L'action de groupe "à la française" passe son grand oral
Avec six chapitres, représentant un peu plus de 80 pages, le projet de loi consommation, présenté ce jeudi en Conseil des ministres par Benoît Hamon, ministre délégué à la consommation, comporte toute une palette de mesures destinées à renforcer la protection des consommateurs. Parmi elles, les fameuses actions de groupe ou "class action", une procédure maintes fois promises par les gouvernements précédents, mais toujours restée lettre morte sous la pression des entreprises.
Car donner la possibilité aux consommateurs de saisir collectivement la justice pour obtenir réparation d'un préjudice n'est pas sans inquiéter les professionnels. Ceux-ci mettent en avant les dérives du système américain, où la moindre anicroche dans une prestation de service peut déclencher une procédure. Les montants des dommages et intérêts fixés par la justice attisent aussi leurs craintes. Le tout créant un climat de défiance entre client et fournisseurs, alimenté par le chantage au procès.

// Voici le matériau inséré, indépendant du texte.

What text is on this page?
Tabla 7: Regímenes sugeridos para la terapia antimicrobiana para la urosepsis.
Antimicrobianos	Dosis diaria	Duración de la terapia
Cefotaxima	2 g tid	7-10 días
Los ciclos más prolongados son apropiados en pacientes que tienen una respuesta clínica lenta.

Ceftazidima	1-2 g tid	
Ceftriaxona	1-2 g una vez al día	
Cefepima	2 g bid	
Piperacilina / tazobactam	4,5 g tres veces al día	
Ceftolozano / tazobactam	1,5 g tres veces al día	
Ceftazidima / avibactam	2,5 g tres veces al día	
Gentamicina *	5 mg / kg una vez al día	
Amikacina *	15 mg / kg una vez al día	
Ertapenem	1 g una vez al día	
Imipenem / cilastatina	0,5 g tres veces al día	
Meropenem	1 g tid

Un risque pour la compétitivité aux dires des entreprises
Le MEDEF tout comme l'Association française des entreprises privées (AFEP) ont brandi le spectre de la perte de compétitivité. Pas uniquement du fait du poids sur leur finance du versement d'éventuelles d'indemnités, mais aussi par la nécessité pour les sociétés les plus exposées de provisionner de tels risques, ou encore sur les retombées en terme de réputation que peut engendrer un procès.
Sous la pression des différents lobbies, le texte présenté ce jour comporte quelques garde-fous pour encadrer les actions de groupe. Sans doute trop.

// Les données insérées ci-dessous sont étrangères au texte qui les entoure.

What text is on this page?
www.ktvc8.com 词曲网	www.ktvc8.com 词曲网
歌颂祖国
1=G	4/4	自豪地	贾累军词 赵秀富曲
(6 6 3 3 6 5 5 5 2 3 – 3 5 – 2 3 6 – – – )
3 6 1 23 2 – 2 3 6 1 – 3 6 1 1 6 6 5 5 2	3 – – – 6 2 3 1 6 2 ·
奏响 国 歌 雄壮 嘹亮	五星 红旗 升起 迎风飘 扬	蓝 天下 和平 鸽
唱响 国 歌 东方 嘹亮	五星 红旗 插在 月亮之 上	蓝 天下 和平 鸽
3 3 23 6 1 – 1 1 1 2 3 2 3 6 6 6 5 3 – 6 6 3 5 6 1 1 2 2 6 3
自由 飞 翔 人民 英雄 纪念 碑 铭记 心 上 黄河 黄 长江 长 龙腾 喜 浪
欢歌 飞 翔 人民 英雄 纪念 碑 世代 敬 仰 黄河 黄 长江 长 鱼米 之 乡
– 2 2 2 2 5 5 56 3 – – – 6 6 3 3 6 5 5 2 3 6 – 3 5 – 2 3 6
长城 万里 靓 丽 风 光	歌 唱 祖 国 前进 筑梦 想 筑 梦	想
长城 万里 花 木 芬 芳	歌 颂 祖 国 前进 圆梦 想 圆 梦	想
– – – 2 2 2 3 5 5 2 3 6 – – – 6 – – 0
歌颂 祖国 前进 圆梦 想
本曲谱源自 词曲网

Pas de class action pour le Médiator
Le premier d'entre eux est l'impossibilité aux consommateurs d'agir isolément, afin d'éviter les multiplications de requêtes infondées. Mais aussi de voir des avocats, comme aux Etats-Unis, de démarcher les victimes pour justifier la tenue d'une action.
Les clients lésés devront obligatoirement passer par des associations de consommateurs agréées qui décideront si le préjudice subi vaut la tenue d'une action de groupe. C'est aussi elles qui seront chargées, dans le cadre d'une condamnation incluant le versement d'indemnités, de répartir les sommes entre les plaignants.

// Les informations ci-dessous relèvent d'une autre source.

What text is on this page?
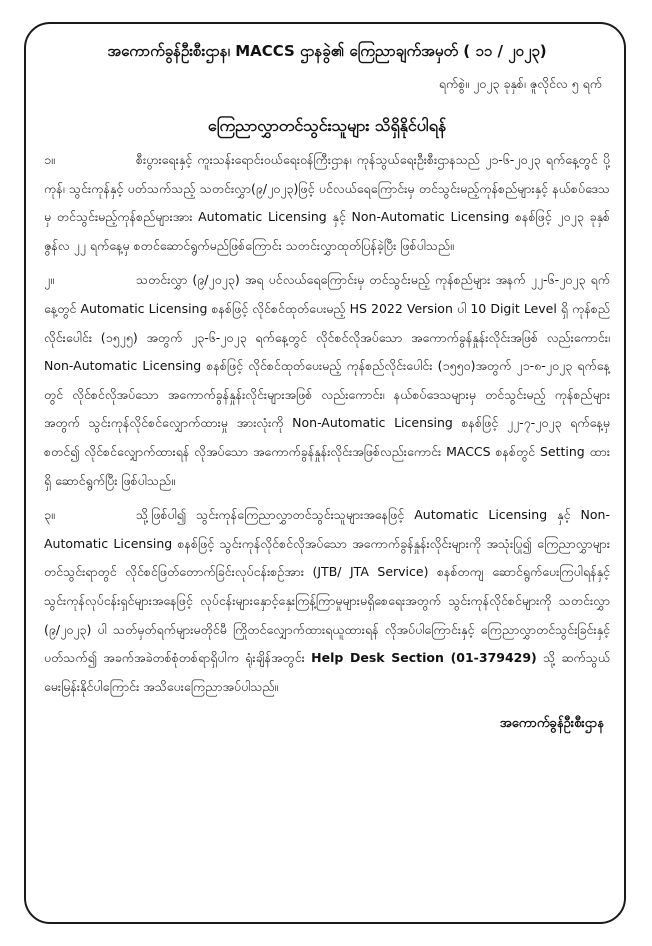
အကောက်ခွန်ဦးစီးဌာန၊ MACCS ဌာနခွဲ၏ ကြေညာချက်အမှတ် ( ၁၁ / ၂၀၂၃)
ရက်စွဲ။ ၂၀၂၃ ခုနှစ်၊ ဇူလိုင်လ ၅ ရက်
ကြေညာလွှာတင်သွင်းသူများ သိရှိနိုင်ပါရန်

၁။	စီးပွားရေးနှင့် ကူးသန်းရောင်းဝယ်ရေးဝန်ကြီးဌာန၊ ကုန်သွယ်ရေးဦးစီးဌာနသည် ၂၁-၆-၂၀၂၃ ရက်နေ့တွင် ပို့ကုန်၊ သွင်းကုန်နှင့် ပတ်သက်သည့် သတင်းလွှာ(၉/၂၀၂၃)ဖြင့် ပင်လယ်ရေကြောင်းမှ တင်သွင်းမည့်ကုန်စည်များနှင့် နယ်စပ်ဒေသမှ တင်သွင်းမည့်ကုန်စည်များအား Automatic Licensing နှင့် Non-Automatic Licensing စနစ်ဖြင့် ၂၀၂၃ ခုနှစ် ဇွန်လ ၂၂ ရက်နေ့မှ စတင်ဆောင်ရွက်မည်ဖြစ်ကြောင်း သတင်းလွှာထုတ်ပြန်ခဲ့ပြီး ဖြစ်ပါသည်။

၂။	သတင်းလွှာ (၉/၂၀၂၃) အရ ပင်လယ်ရေကြောင်းမှ တင်သွင်းမည့် ကုန်စည်များ အနက် ၂၂-၆-၂၀၂၃ ရက်နေ့တွင် Automatic Licensing စနစ်ဖြင့် လိုင်စင်ထုတ်ပေးမည့် HS 2022 Version ပါ 10 Digit Level ရှိ ကုန်စည်လိုင်းပေါင်း (၁၅၂၅) အတွက် ၂၃-၆-၂၀၂၃ ရက်နေ့တွင် လိုင်စင်လိုအပ်သော အကောက်ခွန်နှုန်းလိုင်းအဖြစ် လည်းကောင်း၊ Non-Automatic Licensing စနစ်ဖြင့် လိုင်စင်ထုတ်ပေးမည့် ကုန်စည်လိုင်းပေါင်း (၁၅၅၀)အတွက် ၂၁-၈-၂၀၂၃ ရက်နေ့တွင် လိုင်စင်လိုအပ်သော အကောက်ခွန်နှုန်းလိုင်းများအဖြစ် လည်းကောင်း၊ နယ်စပ်ဒေသများမှ တင်သွင်းမည့် ကုန်စည်များအတွက် သွင်းကုန်လိုင်စင်လျှောက်ထားမှု အားလုံးကို Non-Automatic Licensing စနစ်ဖြင့် ၂၂-၇-၂၀၂၃ ရက်နေ့မှစတင်၍ လိုင်စင်လျှောက်ထားရန် လိုအပ်သော အကောက်ခွန်နှုန်းလိုင်းအဖြစ်လည်းကောင်း MACCS စနစ်တွင် Setting ထားရှိ ဆောင်ရွက်ပြီး ဖြစ်ပါသည်။

၃။	သို့ဖြစ်ပါ၍ သွင်းကုန်ကြေညာလွှာတင်သွင်းသူများအနေဖြင့် Automatic Licensing နှင့် Non-Automatic Licensing စနစ်ဖြင့် သွင်းကုန်လိုင်စင်လိုအပ်သော အကောက်ခွန်နှုန်းလိုင်းများကို အသုံးပြု၍ ကြေညာလွှာများတင်သွင်းရာတွင် လိုင်စင်ဖြတ်တောက်ခြင်းလုပ်ငန်းစဉ်အား (JTB/ JTA Service) စနစ်တကျ ဆောင်ရွက်ပေးကြပါရန်နှင့် သွင်းကုန်လုပ်ငန်းရှင်များအနေဖြင့် လုပ်ငန်းများနှောင့်နှေးကြန့်ကြာမှုများမရှိစေရေးအတွက် သွင်းကုန်လိုင်စင်များကို သတင်းလွှာ (၉/၂၀၂၃) ပါ သတ်မှတ်ရက်များမတိုင်မီ ကြိုတင်လျှောက်ထားရယူထားရန် လိုအပ်ပါကြောင်းနှင့် ကြေညာလွှာတင်သွင်းခြင်းနှင့် ပတ်သက်၍ အခက်အခဲတစ်စုံတစ်ရာရှိပါက ရုံးချိန်အတွင်း Help Desk Section (01-379429) သို့ ဆက်သွယ်မေးမြန်းနိုင်ပါကြောင်း အသိပေးကြေညာအပ်ပါသည်။

အကောက်ခွန်ဦးစီးဌာန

Le texte est aussi restrictif sur les motifs qui justifient le recours à la justice : les préjudices doivent découler de la vente de biens ou de fournitures de services. Ce qui exclut de fait, au grand dam des associations de consommateurs, les affaires touchant au domaine de la santé, comme ceux autour du Médiateur ou des implants mammaires PIP.
Le texte doit passer doit passer en première lecture devant l'Assemblée nationale au début du mois de juin. Le gouvernement devrait alors en profiter pour réintroduire, par voie d'amendement, le texte portant sur la création du registre national des crédits, retiré du projet initial afin d'en parfaire les tenants juridiques.